Terug in Ceylon bewerken

 
Parelvisserij in de baai van Mannar.

Eenmaal in Ceylon leidde Van der Laen een expeditie naar Cananoor (het huidige Kannur) aan de Malabarkust, voornamelijk voor machtsvertoon aan de locale radja's die van de Engelsen en de Portugezen te horen hadden gekregen dat de Compagnie er slecht voor stond en dat ze met een grote troepenmacht 'soude comen om ons ende onse vrienden doot te slaen'.[3]

Nog datzelfde jaar stond hij op de nominatie om het commandement van Jaffna op zich te nemen, maar men vond dat hij in Colombo harder nodig was, dus werd Jorefas Vosch benoemd. In november schreef hij aan de Raad in Batavia dat hij wilde repatriëren. Hij klaagde, zo schrijft de Raad van Indië in haar missive aan de Heren XVII, over de 'smaetheden, affronten en verachtingen, die hy segt, dat hem worden aengedaen, ende waerom hy oock den dienst van de Compagnie moede was'.[3]

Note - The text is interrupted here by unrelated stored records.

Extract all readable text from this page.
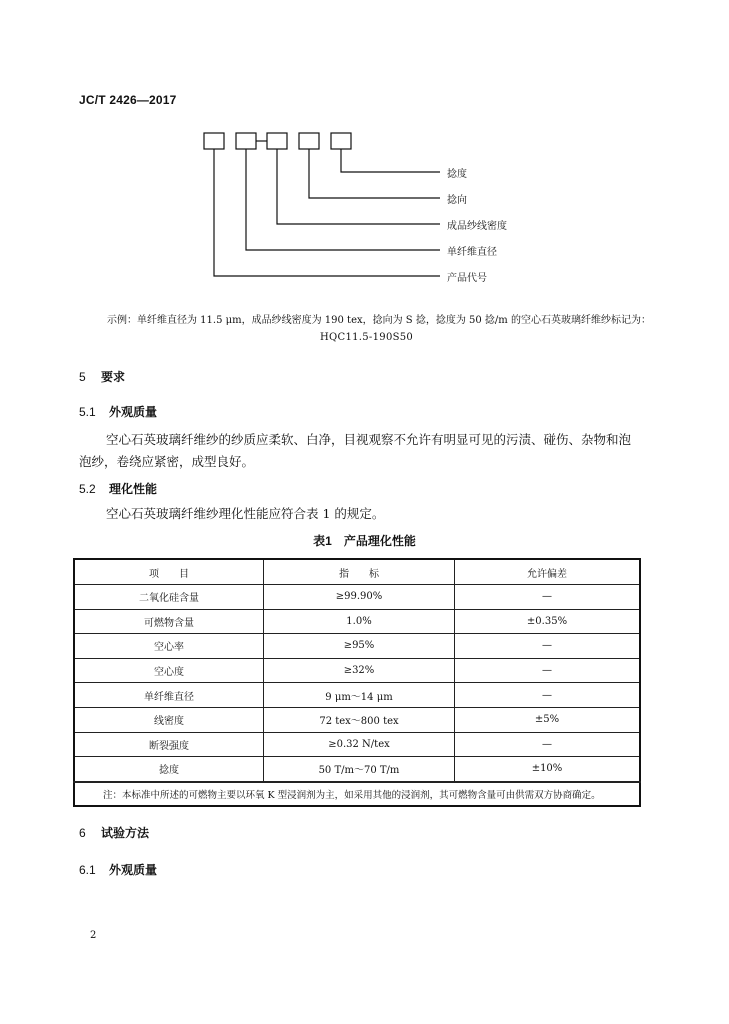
JC/T 2426—2017
捻度
捻向
成品纱线密度
单纤维直径
产品代号
示例：单纤维直径为 11.5 μm，成品纱线密度为 190 tex，捻向为 S 捻，捻度为 50 捻/m 的空心石英玻璃纤维纱标记为：
HQC11.5-190S50
5 要求
5.1 外观质量
空心石英玻璃纤维纱的纱质应柔软、白净，目视观察不允许有明显可见的污渍、碰伤、杂物和泡泡纱，卷绕应紧密，成型良好。
5.2 理化性能
空心石英玻璃纤维纱理化性能应符合表 1 的规定。
表1　产品理化性能
项　　目	指　　标	允许偏差
二氧化硅含量	≥99.90%	—
可燃物含量	1.0%	±0.35%
空心率	≥95%	—
空心度	≥32%	—
单纤维直径	9 μm～14 μm	—
线密度	72 tex～800 tex	±5%
断裂强度	≥0.32 N/tex	—
捻度	50 T/m～70 T/m	±10%
注：本标准中所述的可燃物主要以环氧 K 型浸润剂为主，如采用其他的浸润剂，其可燃物含量可由供需双方协商确定。		
6 试验方法
6.1 外观质量
2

In 1666 organiseerde hij voor gouverneur Van Goens samen met koopman Laurens Pijl en enkele anderen de eerste parelvisserij sinds tientallen jaren op de parelbanken in de ondiepe baai van Mannar in het noordwesten. Honderden boten met roeiers en duikers uit vooral Zuid-India deden mee en zo'n honderdduizend anderen kwamen er op af. De visserij had een festivalsfeer en duurde drie weken. De opgedoken schelpen werden in kuilen gelegd totdat de diertjes stierven en gingen rotten, wat een enorme stank verspreidde die maanden bleef hangen, maar wat het makkelijk maakte de schelpen te openen.[14] De parels werden gekocht door de Compagnie voor de export. Ook verdiende de Compagnie door belasting te heffen op de stenen die de duikers gebruikten om naar de zeebodem af te dalen. De steen zat vast aan een touw, waarmee hij met duiker en al weer in de boot kon worden gehesen door de roeiers.[15] Aangezien al het drinkwater in het troosteloze landschap uit één irrigatiereservoir kwam bedierf dat spoedig, zodat honderden ongelukkigen stierven door vergiftiging.[16]

Repatriëring bewerken

Van der Laen's repatriëring werd wegens 'zwakte' uitgesteld. Bovendien was de manier waarop hij om repatriëring had verzocht in Batavia niet in goede aarde gevallen. Hij moest het daarom nog eens doen, 'ditmaal beleefd'.[17] In augustus 1667 werd zijn verzoek toegestaan. In december werd hij, inmiddels sergeant-majoor,[18]op de rede van Batavia op het schip de Hollandtse Thuyn door gouverneur-generaal Maetsuycker en de Raad van Indië voorgesteld en benoemd tot 'admirael van de retour schepen, nu zeylreet leggende, ende de gene, die nogh sullen volgen'.[3] Op 23 februari 1668 arriveerde hij met de vloot aan de Kaap de Goede Hoop. Zoals alle bevelhebbers van retourvloten trad hij hier op als commissaris. Die had tot taak de vestiging te inspecteren, de boeken te controleren en voorstellen te doen tot verbetering. 13 maart vertrok de vloot weer uit de Tafelbaai.[19] In de Republiek aangekomen bracht hij op 30 juli aan de bewindhebbers van de VOC verslag uit over zijn reis en leverde hij zijn rapport over de Kaap in. Hij kreeg weer een gouden ketting met penning, plus nog eens 200 zilveren dukatons voor zijn eerdere claims die hij nogmaals indiende. Hierna verdwijnt Van der Laen uit het gezicht. Hij stierf in 1675 of 1676 in Den Haag.[20] Hij had in ieder geval een dochter, Belida, die geboren was in Galle in 1649. 'Een heldinne van een vrouw, openhartig, goedaardig, mild en vriendelijk'.[20] Ze trouwde met een opperkoopman in Masulipatnam, Pieter Smith jr., en na zijn dood in 1677 met zijn opvolger en latere gouverneur van Coromandel Willem Carel Hartsinck. Ze stierf in Masulipatnam in oktober 1682[21] op 33-jarige leeftijd, 'zeer schielijk en onverwagt', en werd daar begraven naast haar eerste man Pieter Smith.